Monastic Life09 Mar 2006 03:28 am

Perseverance and stability are intimately linked in the life of the monk. They are fundamental elements in his life, habits of mind if you will, a part of the very fabric of his identity. Stability is so important that that it is one of the three promises a monk takes on the day of his profession; the promise to remain a member of a particular community of individuals as they each and together seek to follow their God. They become not so much like trees rooted in one place, but more like fellow sailors on a ship at sea, pledging to remain faithful to their captain, Christ, who is first faithful to them.

Unfortunately, today, words like perseverance and stability are at odds with the prevalent cultural ethos, and so they’re often misunderstood, if thought of at all. Perseverance is simply the carrying out, day-to-day, of the promise one has made. It’s the opposite of straining against the tide of events, refusing to adapt and learn, like some monastic Oedipus. But faithfulness, while not being blind, is a challenge to men and women of any age, and most certainly for us today. We want to keep our cards close to the vest, and our options open, ready, when things get difficult, to fold our hand and move on. We’re all familiar with the litany of divorce statistics, etc. Are we any happier for our fickleness?
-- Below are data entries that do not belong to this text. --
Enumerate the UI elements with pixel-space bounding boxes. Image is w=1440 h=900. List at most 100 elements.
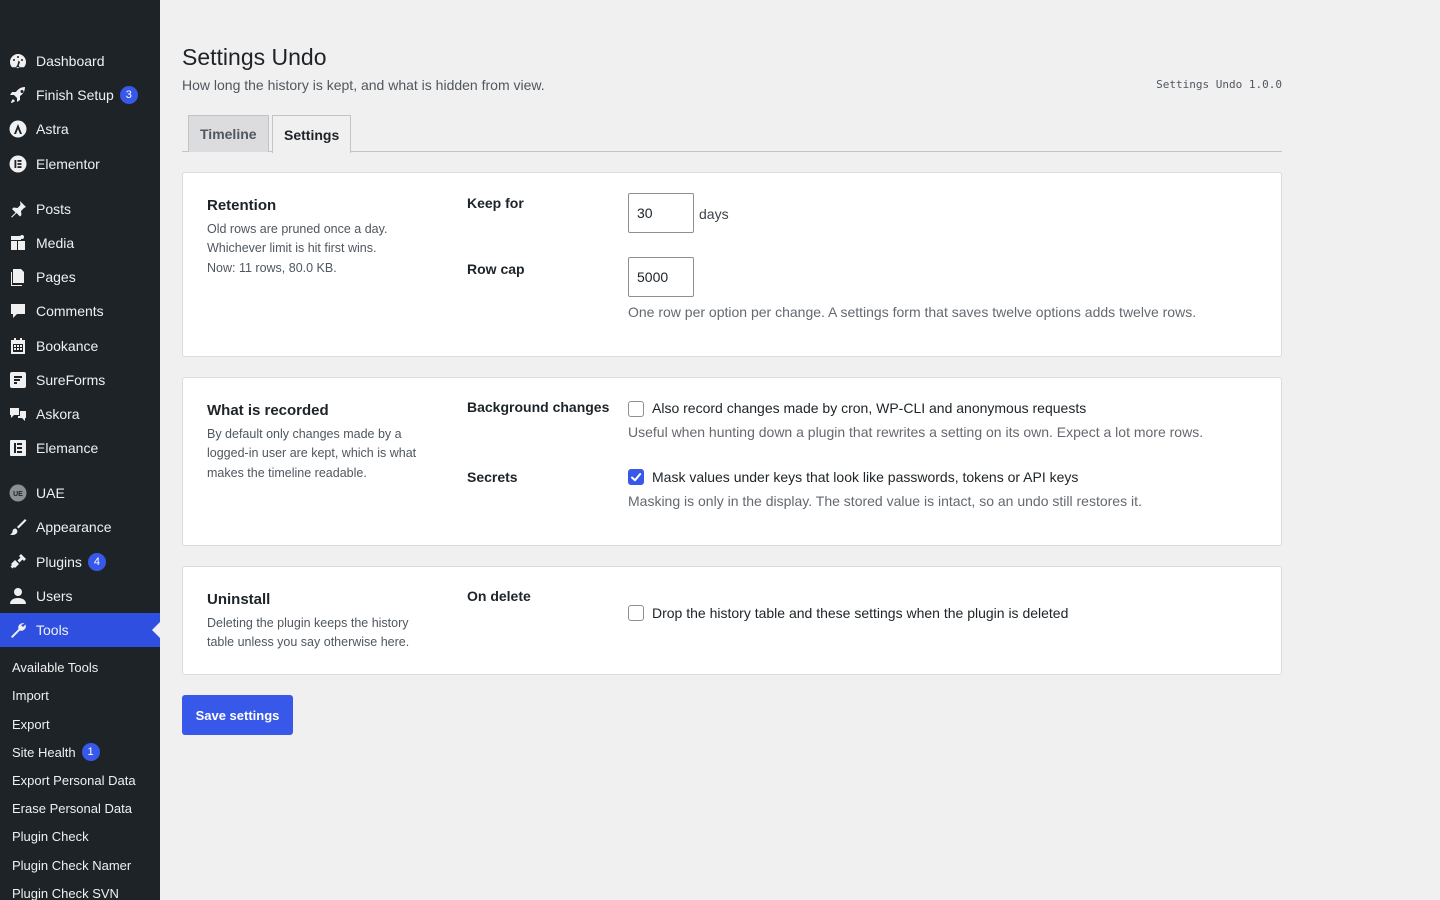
sidebar-item-astra[interactable]: Astra bbox=[0, 112, 160, 146]
sidebar-item-label: Tools bbox=[36, 622, 69, 638]
sidebar-item-label: Askora bbox=[36, 406, 80, 422]
version-label: Settings Undo 1.0.0 bbox=[1156, 78, 1282, 91]
recorded-desc-line3: makes the timeline readable. bbox=[207, 466, 367, 480]
retention-desc-line3: Now: 11 rows, 80.0 KB. bbox=[207, 261, 337, 275]
background-changes-checkbox[interactable] bbox=[628, 401, 644, 417]
sidebar-item-elemance[interactable]: Elemance bbox=[0, 431, 160, 465]
sidebar-item-label: Finish Setup bbox=[36, 87, 114, 103]
sidebar-item-appearance[interactable]: Appearance bbox=[0, 510, 160, 544]
sidebar-item-comments[interactable]: Comments bbox=[0, 294, 160, 328]
sidebar-item-dashboard[interactable]: Dashboard bbox=[0, 44, 160, 78]
submenu-item-label: Export bbox=[12, 716, 50, 732]
sidebar-item-label: Comments bbox=[36, 303, 104, 319]
submenu-item-export[interactable]: Export bbox=[12, 711, 50, 737]
calendar-icon bbox=[0, 336, 36, 356]
pin-icon bbox=[0, 199, 36, 219]
brush-icon bbox=[0, 517, 36, 537]
sidebar-item-finish-setup[interactable]: Finish Setup 3 bbox=[0, 78, 160, 112]
astra-icon bbox=[0, 119, 36, 139]
save-settings-button[interactable]: Save settings bbox=[182, 695, 293, 735]
sidebar-item-label: Pages bbox=[36, 269, 76, 285]
sidebar-item-media[interactable]: Media bbox=[0, 226, 160, 260]
submenu-item-erase-personal-data[interactable]: Erase Personal Data bbox=[12, 795, 132, 821]
tab-timeline[interactable]: Timeline bbox=[188, 115, 269, 152]
submenu-item-plugin-check-svn[interactable]: Plugin Check SVN bbox=[12, 880, 119, 900]
pages-icon bbox=[0, 267, 36, 287]
sidebar-item-pages[interactable]: Pages bbox=[0, 260, 160, 294]
submenu-item-label: Available Tools bbox=[12, 659, 99, 675]
secrets-checkbox[interactable] bbox=[628, 469, 644, 485]
sidebar-item-label: Elementor bbox=[36, 156, 100, 172]
sidebar-item-label: Posts bbox=[36, 201, 72, 217]
secrets-text: Mask values under keys that look like pa… bbox=[652, 469, 1079, 485]
sidebar-item-label: Users bbox=[36, 588, 73, 604]
recorded-desc-line2: logged-in user are kept, which is what bbox=[207, 446, 417, 460]
recorded-desc-line1: By default only changes made by a bbox=[207, 427, 402, 441]
sidebar-item-posts[interactable]: Posts bbox=[0, 192, 160, 226]
submenu-item-plugin-check[interactable]: Plugin Check bbox=[12, 823, 89, 849]
sidebar-item-askora[interactable]: Askora bbox=[0, 397, 160, 431]
submenu-item-import[interactable]: Import bbox=[12, 682, 49, 708]
keep-for-label: Keep for bbox=[467, 195, 524, 211]
elemance-icon bbox=[0, 438, 36, 458]
on-delete-label: On delete bbox=[467, 588, 531, 604]
sidebar-item-bookance[interactable]: Bookance bbox=[0, 329, 160, 363]
submenu-item-available-tools[interactable]: Available Tools bbox=[12, 654, 98, 680]
elementor-icon bbox=[0, 154, 36, 174]
drop-table-checkbox[interactable] bbox=[628, 605, 644, 621]
svg-text:UE: UE bbox=[13, 491, 23, 498]
sidebar-item-label: SureForms bbox=[36, 372, 106, 388]
tab-bar: Timeline Settings bbox=[182, 115, 1282, 153]
keep-days-input[interactable] bbox=[628, 193, 694, 233]
submenu-item-label: Export Personal Data bbox=[12, 772, 136, 788]
background-changes-label: Background changes bbox=[467, 399, 610, 415]
admin-sidebar: Dashboard Finish Setup 3 Astra Elementor Post… bbox=[0, 0, 160, 900]
recorded-title: What is recorded bbox=[207, 402, 329, 419]
secrets-label: Secrets bbox=[467, 469, 518, 485]
submenu-item-label: Erase Personal Data bbox=[12, 800, 132, 816]
submenu-item-label: Plugin Check SVN bbox=[12, 885, 119, 900]
sidebar-item-label: Astra bbox=[36, 121, 69, 137]
tab-settings[interactable]: Settings bbox=[272, 115, 352, 153]
uae-icon: UE bbox=[0, 483, 36, 503]
sidebar-item-label: UAE bbox=[36, 485, 65, 501]
sidebar-item-label: Appearance bbox=[36, 519, 112, 535]
sidebar-item-tools[interactable]: Tools bbox=[0, 613, 160, 647]
count-badge: 1 bbox=[81, 743, 100, 761]
sidebar-item-users[interactable]: Users bbox=[0, 579, 160, 613]
dashboard-icon bbox=[0, 51, 36, 71]
secrets-help: Masking is only in the display. The stor… bbox=[628, 493, 1142, 509]
submenu-item-label: Plugin Check bbox=[12, 828, 89, 844]
comment-icon bbox=[0, 301, 36, 321]
uninstall-desc-line1: Deleting the plugin keeps the history bbox=[207, 616, 409, 630]
sidebar-item-uae[interactable]: UE UAE bbox=[0, 476, 160, 510]
media-icon bbox=[0, 233, 36, 253]
retention-desc-line2: Whichever limit is hit first wins. bbox=[207, 241, 377, 255]
background-changes-text: Also record changes made by cron, WP-CLI… bbox=[652, 400, 1087, 416]
submenu-item-label: Import bbox=[12, 687, 49, 703]
checkmark-icon bbox=[631, 473, 642, 482]
sidebar-item-label: Elemance bbox=[36, 440, 99, 456]
uninstall-title: Uninstall bbox=[207, 591, 271, 608]
wrench-icon bbox=[0, 620, 36, 640]
plug-icon bbox=[0, 552, 36, 572]
sidebar-item-plugins[interactable]: Plugins 4 bbox=[0, 545, 160, 579]
recorded-card: What is recorded By default only changes… bbox=[182, 377, 1282, 546]
askora-icon bbox=[0, 404, 36, 424]
page-subtitle: How long the history is kept, and what i… bbox=[182, 77, 545, 93]
submenu-item-site-health[interactable]: Site Health 1 bbox=[12, 739, 100, 765]
sidebar-item-label: Bookance bbox=[36, 338, 99, 354]
count-badge: 4 bbox=[87, 553, 106, 571]
sidebar-item-elementor[interactable]: Elementor bbox=[0, 147, 160, 181]
retention-desc-line1: Old rows are pruned once a day. bbox=[207, 222, 388, 236]
page-title: Settings Undo bbox=[182, 44, 327, 70]
sidebar-item-label: Media bbox=[36, 235, 75, 251]
user-icon bbox=[0, 586, 36, 606]
retention-card: Retention Old rows are pruned once a day… bbox=[182, 172, 1282, 357]
drop-table-text: Drop the history table and these setting… bbox=[652, 605, 1069, 621]
sidebar-item-sureforms[interactable]: SureForms bbox=[0, 363, 160, 397]
keep-unit-label: days bbox=[699, 206, 729, 222]
row-cap-input[interactable] bbox=[628, 257, 694, 297]
submenu-item-export-personal-data[interactable]: Export Personal Data bbox=[12, 767, 136, 793]
submenu-item-plugin-check-namer[interactable]: Plugin Check Namer bbox=[12, 852, 131, 878]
It is by way of the monk’s promise to be true to God’s vision for him that the haze begins to lift and he begins to see. It takes time, and so the wisdom of perseverance and stability. In the end, it is his need for God and his unspeakable knowledge of His faithfulness that preserves him and sustains him through his own tendency toward unfaithfulness. Because God loves him he can be true. (Hebrews 12:1)

Peace!

Monastic Life03 Mar 2006 10:59 pm

God is at the center of the monk’s life, yet often a man or woman enters the monastery with an unclear notion of the why of his or her motivation. There is a sense felt within that this is what God wants and the way God intends to reveal himself to him. Almost always, there is at a deeper level a belief that this is where he will grow and experience self-realization, in effect, where he will become his true self. All this is very good, but not the real story when it comes to a vocation to monastic life. The real story has a twist.

As Michael Casey points out in his latest book, Strangers to the City: Reflections on the Beliefs and Values of the Rule of Saint Benedict, the monastic life is not really about self-realization, but rather self-transcendence, a much more profound process, the process of conversion. This becomes clear to the neophyte monk at some point or other in his journey when he realizes that his original conscious motivations for discerning the monastic way, though good, were only the tip of an iceberg that has yet to reveal itself. The Holy Spirit’s work on him is here beginning to bear fruit, though it is often felt as an extreme inner challenge. Perseverance emerges in his lexicon as a fundamental practice, and he begins to understand its place in monastic history and his own monastic identity.

Every monk at some point goes through an identity crisis, where his cherished ideas of who he is and what he is all about come into question. His reliance on the grace of Christ is no longer just a nice theological theorem, but a matter of survival. He begins to let go of his facades, and surrender to the love of God. He’s beginning to become a real monk.